Federal Institute for Drugs and Medical Devices, Kurt-Georg-Kiesinger-Allee 3, 53175 Bonn, Germany.
Eur J Med Res. 2010 Nov 4;15 Suppl 2(Suppl 2):164-74. doi: 10.1186/2047-783x-15-s2-164.
Alpha-1-proteinase inhibitor (α1-PI) is the most relevant protease inhibitor in the lung. Patients with hereditary deficiency of α1-PI suffer from an impaired hepatic synthesis of α1-PI in the liver and in consequence an insufficient concentration of the protease inhibitor in the lung followed by development of lung emphysema due to an impaired protease antiprotease balance and a local relative excess of neutrophil elastase (NE). In contrast, patients with cystic fibrosis (CF) are characterised by a normal synthesis of α1-PI and a severe pulmonary inflammation with a strong excess of NE in the lung followed by progressive loss of lung function. In principle, both patient groups may benefit from an augmentation of α1-PI. Intravenous augmentation, which is established in patients with α1-PI deficiency only, is very expensive, subject to controversial discussions and only about 2% of the administered protein reaches lung interstitium. Inhalation of α1-PI may serve as an alternative to administer high α1-PI doses into the lungs of both patient groups to restore the impaired protease antiprotease balance and to diminish the detrimental effects of NE. However, prerequisites of this therapy are the reproducible administration of sufficient doses of active α1-PI into the lung without adverse effects. In our review we describe the results of studies investigating the inhalation of α1-PI in patients with α1-PI deficiency and CF. The data demonstrate the feasibility of α1-PI inhalation for restoration of the impaired protease antiprotease balance, attenuation of the inflammation and neutralisation of the excess activity of NE. Likely, inhalation of α1-PI serves as cheaper and more convenient therapy than intravenous augmentation. However, inhalation will be further optimised by use of novel nebulisers and optimised breathing techniques.

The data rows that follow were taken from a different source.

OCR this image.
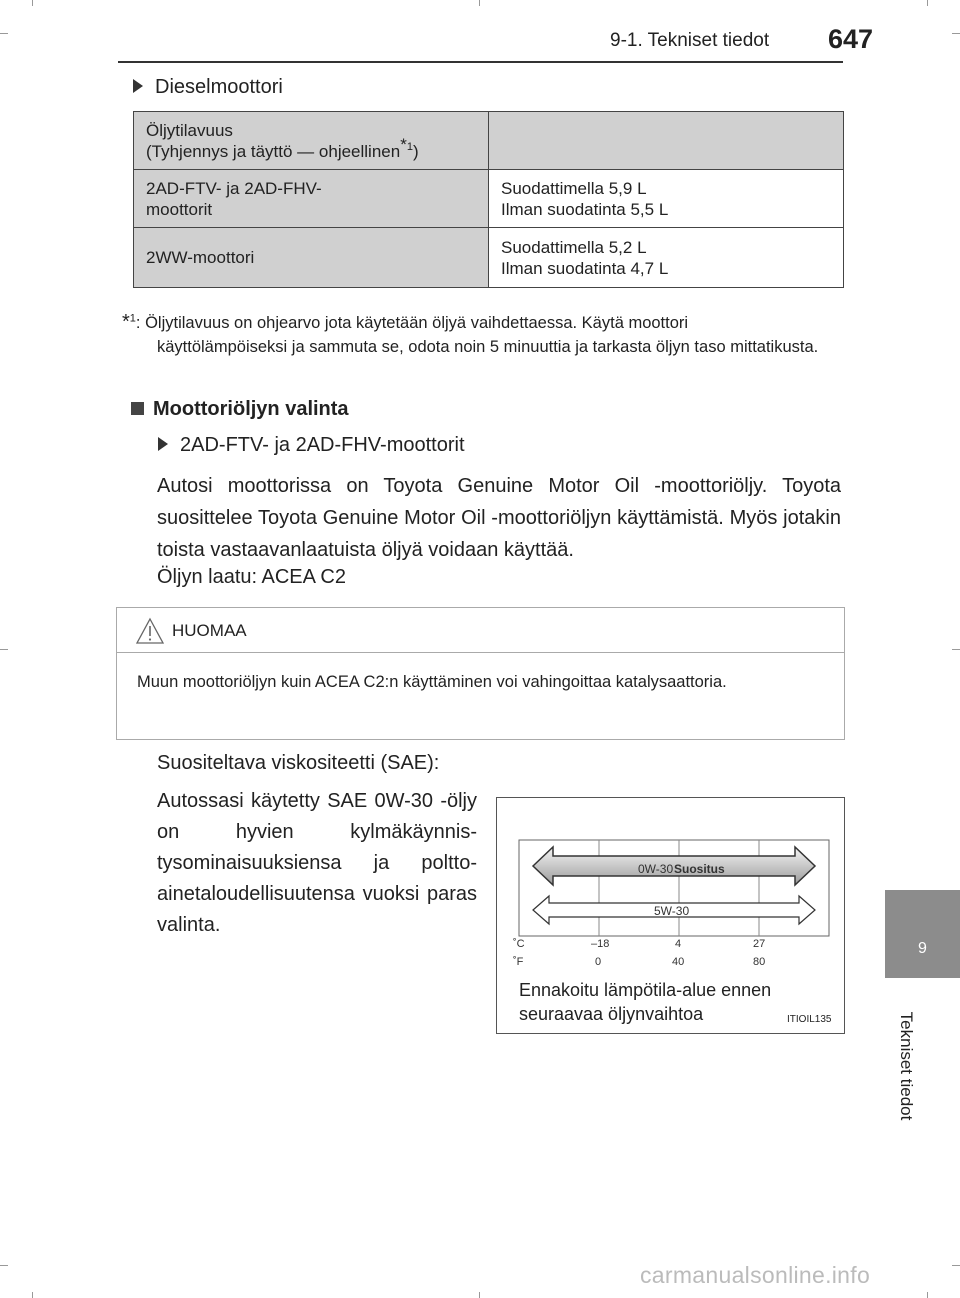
9-1. Tekniset tiedot 647
Dieselmoottori
Öljytilavuus
(Tyhjennys ja täyttö — ohjeellinen$^{*1}$)	
2AD-FTV- ja 2AD-FHV-
moottorit	Suodattimella 5,9 L
Ilman suodatinta 5,5 L
2WW-moottori	Suodattimella 5,2 L
Ilman suodatinta 4,7 L
*$^1$: Öljytilavuus on ohjearvo jota käytetään öljyä vaihdettaessa. Käytä moottori
käyttölämpöiseksi ja sammuta se, odota noin 5 minuuttia ja tarkasta öljyn taso mittatikusta.
Moottoriöljyn valinta
2AD-FTV- ja 2AD-FHV-moottorit
Autosi moottorissa on Toyota Genuine Motor Oil -moottoriöljy. Toyota suosittelee Toyota Genuine Motor Oil -moottoriöljyn käyttämistä. Myös jotakin toista vastaavanlaatuista öljyä voidaan käyttää.
Öljyn laatu: ACEA C2
HUOMAA
Muun moottoriöljyn kuin ACEA C2:n käyttäminen voi vahingoittaa katalysaattoria.
Suositeltava viskositeetti (SAE):
Autossasi käytetty SAE 0W-30 -öljy on hyvien kylmäkäynnistysominaisuuksiensa ja polttoainetaloudellisuutensa vuoksi paras valinta.
0W-30 Suositus
5W-30
˚C
˚F
–18	4	27
0	40	80
Ennakoitu lämpötila-alue ennen
seuraavaa öljynvaihtoa	ITIOIL135
9
Tekniset tiedot
carmanualsonline.info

α1-蛋白酶抑制剂(α1-PI)是肺部最重要的蛋白酶抑制剂。遗传性α1-PI 缺乏症患者的肝脏合成α1-PI 受损,因此肺部蛋白酶抑制剂浓度不足,导致蛋白酶-抗蛋白酶平衡受损和中性粒细胞弹性蛋白酶(NE)局部相对过剩,从而发展为肺气肿。相比之下,囊性纤维化(CF)患者的α1-PI 合成正常,但肺部炎症严重,NE 大量过剩,导致肺功能进行性丧失。原则上,这两个患者群体都可能从α1-PI 增强中获益。静脉增强仅在α1-PI 缺乏症患者中建立,非常昂贵,受到争议性讨论的影响,并且只有约 2%的给药蛋白到达肺间质。吸入α1-PI 可以替代静脉给药,将高剂量的α1-PI 递送到两个患者群体的肺部,以恢复受损的蛋白酶-抗蛋白酶平衡,并减少 NE 的有害影响。然而,这种治疗的前提是可重复地将足够剂量的有效α1-PI 递送到肺部而没有不良反应。在我们的综述中,我们描述了研究吸入α1-PI 治疗α1-PI 缺乏症和 CF 患者的结果。这些数据证明了吸入α1-PI 恢复受损的蛋白酶-抗蛋白酶平衡、减轻炎症和中和 NE 活性过剩的可行性。可能,吸入α1-PI 比静脉增强更便宜、更方便。然而,通过使用新型雾化器和优化呼吸技术,吸入将进一步得到优化。